Trying to Determine Property Value When Selling a Home
If you’re thinking of selling your home, one of the first things you’ll want to do is determine its current market value. This can be a tricky thing for homeowners to estimate, as emotional attachment and sentimental value often affect your idea of a “fair price” for the property.
One option is to reach out to a licensed real estate professional who is familiar with your city and neighborhood. He or she can pull information from comparable properties (similar homes located in the same area) and they can research public data through trusted resources. Using the data, they can put together a comparable market analysis which can help you gauge where you might want to set your list price. The agent will likely take into account items such as square footage, age of construction, amenities, bedrooms/baths, as wells as, past, active, and expired listings.
If you want to get the most accurate value, you’ll want to contact a licensed, experienced real estate appraiser in your area. Real estate appraisers do this exact thing for a living and are not concerned about becoming your listing agent. The downside is that appraisals do not come cheap (often $300+ depending upon your market and size of your home). It is important to note that the appraisal will be solely used by you and cannot be transferred to any potential buyers as the lender will want to order their own appraisal.
If you want to just get a rough idea without having to contact a real estate agent or real estate appraiser, you can try to calculate your home’s market value by taking the following key factors into account:
- Overall location (a major influencing factor for buyers): Is it close to shopping, schools, medical facilities, interstates?
- Neighborhood: What’s the overall state of your neighborhood? Is it well-maintained and upper-class? Is it full of distressed properties or in a high crime area?
- Size: How many square feet? How big are the rooms?
- What other nearby houses are selling for: While you may not be able to easily access as much data as a real estate professional can, you can still do a quick web search to see what homes are being listed at and what they’re selling for in your area. Be sure to only look at similar homes. If you live in a two bedroom starter home, the four bedroom house that sold down the street probably won’t reflect a price you can get. You can also check Zillow.com although the results can be a mixed bag.
Other determining factors for market value include:
- Amenities and extras
- Proximity to attractions/points of interest
Remember, getting a fair market price for your home will depend on several factors. You may need to consider working with an experienced real estate professional and/or real estate appraiser to get the best deal for your home. If your set on going the for-sale-by-owner (FSBO) route, you should really think about paying for an appraisal to properly determine a reasonable asking price.

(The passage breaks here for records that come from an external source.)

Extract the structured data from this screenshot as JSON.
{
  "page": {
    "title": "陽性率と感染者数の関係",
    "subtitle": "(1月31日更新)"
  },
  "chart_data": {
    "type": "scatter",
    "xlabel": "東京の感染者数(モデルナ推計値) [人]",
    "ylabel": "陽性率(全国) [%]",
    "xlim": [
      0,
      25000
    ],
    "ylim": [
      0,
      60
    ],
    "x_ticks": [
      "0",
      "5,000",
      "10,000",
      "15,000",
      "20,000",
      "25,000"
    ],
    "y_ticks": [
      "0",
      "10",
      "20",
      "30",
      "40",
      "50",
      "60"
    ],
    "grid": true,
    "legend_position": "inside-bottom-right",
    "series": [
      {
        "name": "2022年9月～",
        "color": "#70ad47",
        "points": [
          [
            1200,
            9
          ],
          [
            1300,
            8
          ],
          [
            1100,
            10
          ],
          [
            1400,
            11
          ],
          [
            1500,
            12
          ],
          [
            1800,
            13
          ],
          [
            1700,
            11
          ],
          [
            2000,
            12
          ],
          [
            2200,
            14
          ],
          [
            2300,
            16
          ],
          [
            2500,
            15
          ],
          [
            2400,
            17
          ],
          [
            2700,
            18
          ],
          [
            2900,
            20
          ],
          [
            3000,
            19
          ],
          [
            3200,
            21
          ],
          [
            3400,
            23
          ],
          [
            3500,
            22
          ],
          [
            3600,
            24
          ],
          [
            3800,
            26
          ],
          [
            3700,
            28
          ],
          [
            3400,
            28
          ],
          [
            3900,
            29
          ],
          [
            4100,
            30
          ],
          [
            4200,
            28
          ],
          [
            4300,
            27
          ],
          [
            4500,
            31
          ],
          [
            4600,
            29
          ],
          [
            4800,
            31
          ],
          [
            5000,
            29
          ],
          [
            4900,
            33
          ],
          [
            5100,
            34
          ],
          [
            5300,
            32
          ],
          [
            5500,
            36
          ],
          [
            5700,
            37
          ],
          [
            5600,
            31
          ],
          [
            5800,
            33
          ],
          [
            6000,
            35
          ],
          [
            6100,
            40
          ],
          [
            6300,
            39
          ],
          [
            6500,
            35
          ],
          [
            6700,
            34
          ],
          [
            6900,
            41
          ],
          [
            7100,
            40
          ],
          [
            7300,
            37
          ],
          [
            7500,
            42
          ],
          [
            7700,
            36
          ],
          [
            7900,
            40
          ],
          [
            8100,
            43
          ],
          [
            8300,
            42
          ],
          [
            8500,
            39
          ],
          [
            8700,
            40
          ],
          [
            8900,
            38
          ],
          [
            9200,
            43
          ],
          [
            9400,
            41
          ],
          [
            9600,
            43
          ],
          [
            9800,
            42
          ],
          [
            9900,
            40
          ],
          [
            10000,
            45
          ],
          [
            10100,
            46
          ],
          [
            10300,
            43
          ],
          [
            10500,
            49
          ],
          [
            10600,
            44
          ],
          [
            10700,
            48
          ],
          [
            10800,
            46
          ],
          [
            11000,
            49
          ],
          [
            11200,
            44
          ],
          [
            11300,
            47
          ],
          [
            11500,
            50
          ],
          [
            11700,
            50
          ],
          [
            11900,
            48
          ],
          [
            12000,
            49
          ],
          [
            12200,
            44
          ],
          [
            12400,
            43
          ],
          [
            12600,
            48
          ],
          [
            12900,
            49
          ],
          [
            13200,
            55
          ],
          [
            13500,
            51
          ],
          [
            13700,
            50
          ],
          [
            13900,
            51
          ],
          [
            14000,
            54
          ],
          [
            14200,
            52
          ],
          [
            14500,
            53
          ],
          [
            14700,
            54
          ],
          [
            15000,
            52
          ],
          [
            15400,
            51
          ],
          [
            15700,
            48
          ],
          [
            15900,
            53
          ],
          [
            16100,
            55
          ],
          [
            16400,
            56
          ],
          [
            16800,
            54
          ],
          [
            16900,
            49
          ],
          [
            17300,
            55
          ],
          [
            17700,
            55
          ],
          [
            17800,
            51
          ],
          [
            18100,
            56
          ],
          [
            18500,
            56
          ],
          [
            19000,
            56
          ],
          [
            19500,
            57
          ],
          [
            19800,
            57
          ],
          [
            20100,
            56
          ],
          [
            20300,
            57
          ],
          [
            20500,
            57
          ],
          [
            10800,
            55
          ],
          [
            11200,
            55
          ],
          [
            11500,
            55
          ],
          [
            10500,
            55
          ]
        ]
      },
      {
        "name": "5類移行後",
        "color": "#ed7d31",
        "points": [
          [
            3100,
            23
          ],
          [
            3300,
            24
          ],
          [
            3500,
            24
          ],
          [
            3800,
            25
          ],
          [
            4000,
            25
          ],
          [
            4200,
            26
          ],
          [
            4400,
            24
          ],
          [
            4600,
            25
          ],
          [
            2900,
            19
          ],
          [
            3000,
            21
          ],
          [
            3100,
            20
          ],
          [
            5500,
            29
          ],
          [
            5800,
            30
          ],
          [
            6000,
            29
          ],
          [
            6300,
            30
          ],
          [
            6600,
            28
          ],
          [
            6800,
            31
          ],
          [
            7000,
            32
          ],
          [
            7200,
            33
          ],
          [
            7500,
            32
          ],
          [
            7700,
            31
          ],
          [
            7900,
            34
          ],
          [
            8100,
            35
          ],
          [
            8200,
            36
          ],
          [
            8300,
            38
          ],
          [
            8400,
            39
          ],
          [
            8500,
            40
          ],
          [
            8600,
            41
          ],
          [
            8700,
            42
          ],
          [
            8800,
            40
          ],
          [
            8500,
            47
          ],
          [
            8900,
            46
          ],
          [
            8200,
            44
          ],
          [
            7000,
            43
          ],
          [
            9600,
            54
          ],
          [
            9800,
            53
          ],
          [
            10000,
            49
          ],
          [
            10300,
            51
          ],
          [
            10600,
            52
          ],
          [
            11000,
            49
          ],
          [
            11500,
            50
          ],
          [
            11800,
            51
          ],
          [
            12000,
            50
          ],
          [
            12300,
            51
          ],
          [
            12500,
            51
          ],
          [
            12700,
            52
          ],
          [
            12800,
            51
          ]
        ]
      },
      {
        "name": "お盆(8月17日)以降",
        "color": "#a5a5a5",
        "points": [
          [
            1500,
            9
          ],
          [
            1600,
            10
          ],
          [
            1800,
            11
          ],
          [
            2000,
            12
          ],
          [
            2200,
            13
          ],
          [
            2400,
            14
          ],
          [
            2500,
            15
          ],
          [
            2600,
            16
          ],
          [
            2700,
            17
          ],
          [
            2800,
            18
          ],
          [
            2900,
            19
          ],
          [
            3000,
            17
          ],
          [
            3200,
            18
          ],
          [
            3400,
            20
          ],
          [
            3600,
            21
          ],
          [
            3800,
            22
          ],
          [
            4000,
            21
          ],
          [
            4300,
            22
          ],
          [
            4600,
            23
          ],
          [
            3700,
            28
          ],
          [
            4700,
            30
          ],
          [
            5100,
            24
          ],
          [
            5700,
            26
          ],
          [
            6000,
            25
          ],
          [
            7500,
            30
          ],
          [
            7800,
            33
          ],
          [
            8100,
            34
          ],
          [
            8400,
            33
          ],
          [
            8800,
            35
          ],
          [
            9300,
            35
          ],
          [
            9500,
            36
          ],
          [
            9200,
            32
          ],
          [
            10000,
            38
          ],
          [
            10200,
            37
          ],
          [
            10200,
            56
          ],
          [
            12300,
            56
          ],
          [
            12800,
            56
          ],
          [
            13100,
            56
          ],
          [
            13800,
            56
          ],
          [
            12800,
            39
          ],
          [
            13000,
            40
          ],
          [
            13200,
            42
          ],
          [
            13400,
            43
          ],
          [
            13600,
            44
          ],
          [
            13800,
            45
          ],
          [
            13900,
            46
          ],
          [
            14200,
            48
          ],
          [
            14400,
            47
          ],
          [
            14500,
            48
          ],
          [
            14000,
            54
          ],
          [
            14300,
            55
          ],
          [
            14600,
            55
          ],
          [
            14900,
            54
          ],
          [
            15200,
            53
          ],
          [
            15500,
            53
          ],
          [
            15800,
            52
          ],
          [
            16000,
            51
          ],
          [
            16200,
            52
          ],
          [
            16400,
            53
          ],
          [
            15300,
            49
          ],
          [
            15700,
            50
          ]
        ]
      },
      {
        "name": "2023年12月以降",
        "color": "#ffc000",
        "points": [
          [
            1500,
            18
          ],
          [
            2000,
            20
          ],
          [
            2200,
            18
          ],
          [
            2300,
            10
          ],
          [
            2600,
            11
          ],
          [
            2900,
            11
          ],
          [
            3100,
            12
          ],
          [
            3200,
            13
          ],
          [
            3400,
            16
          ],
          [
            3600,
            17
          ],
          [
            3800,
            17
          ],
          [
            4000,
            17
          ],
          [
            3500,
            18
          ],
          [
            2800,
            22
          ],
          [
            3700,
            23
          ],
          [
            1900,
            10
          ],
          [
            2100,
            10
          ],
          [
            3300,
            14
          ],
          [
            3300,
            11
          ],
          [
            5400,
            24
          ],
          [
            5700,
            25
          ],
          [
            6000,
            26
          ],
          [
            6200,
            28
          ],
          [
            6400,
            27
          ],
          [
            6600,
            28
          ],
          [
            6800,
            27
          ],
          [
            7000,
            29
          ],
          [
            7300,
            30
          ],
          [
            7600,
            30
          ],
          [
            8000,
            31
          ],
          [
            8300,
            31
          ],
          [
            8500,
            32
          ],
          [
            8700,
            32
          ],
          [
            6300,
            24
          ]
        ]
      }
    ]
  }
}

3 Tips for Pricing an Initial Offer When You’re Looking to Buy
Determining how much to offer for a home can be a daunting task. There are numerous factors to consider because when it’s all said and done, no one wants to feel like they paid too much. Although your real estate professional may be able to give you some guidance, it is ultimately up to you to do all the necessary research before you submit your initial offer. Here are 3 quick tips to consider:
1. Assess the market – Is it a buyer’s market or a seller’s market? Do you have competing buyers who are also very interested in the home? In a less competitive market, sellers tend to be more receptive to lower offers because of the lack of buyers. On the other hand, those house hunting in a seller’s market should bear in mind that keeping your offer close to the listing price should work in your favor, especially in a situation where multiple offers are coming in.
You should also have a look at comparable sales. There are numerous ways to obtain this data such as Zillow.com, RealEstate.com, or simply ask your real estate agent for a list of comparable properties that have sold recently in the area.
2. Days on Market (DOM) and history – Find out the DOM, or number of days the home has been on the market. Check to see if it has been on and off the market and relisted. Also find out how much it sold for the last time it was for sale. Was it purchased for much less than it was worth during a depressed period? If so, chances are it hasn’t appreciated much and that should be reflected in the price. An offer closer to the asking price would likely be in order in a seller’s market, in an appreciating market, and if significant improvements have been made.
3. How motivated is the seller? A very reasonable question to ask when considering a home purchase is, “Why are the owners selling?” If they want to downsize or move to a neighborhood with more amenities or just want a change, then they may not be too likely to entertain a low offer. Sellers who are anxious to sell because they need to relocate for family or work reasons will be more motivated to sell. If you are looking at a home that is already empty, the seller could also be paying two mortgages, which is another indicator that they may be willing to go below the asking price.
As you get closer to the check/checkmate or offer/counter offer stages of a home purchase, do your best to remain detached and unemotional. Be realistic about your budget, and avoid paying too much, no matter how much you love it. Just as there’s more than one fish in the sea, there are many wonderful houses out there, and you will find the home that’s meant for you!
Please not that we are not real estate professionals and we recommend that you consult with a licensed real estate agent for advice on buying a home in your community.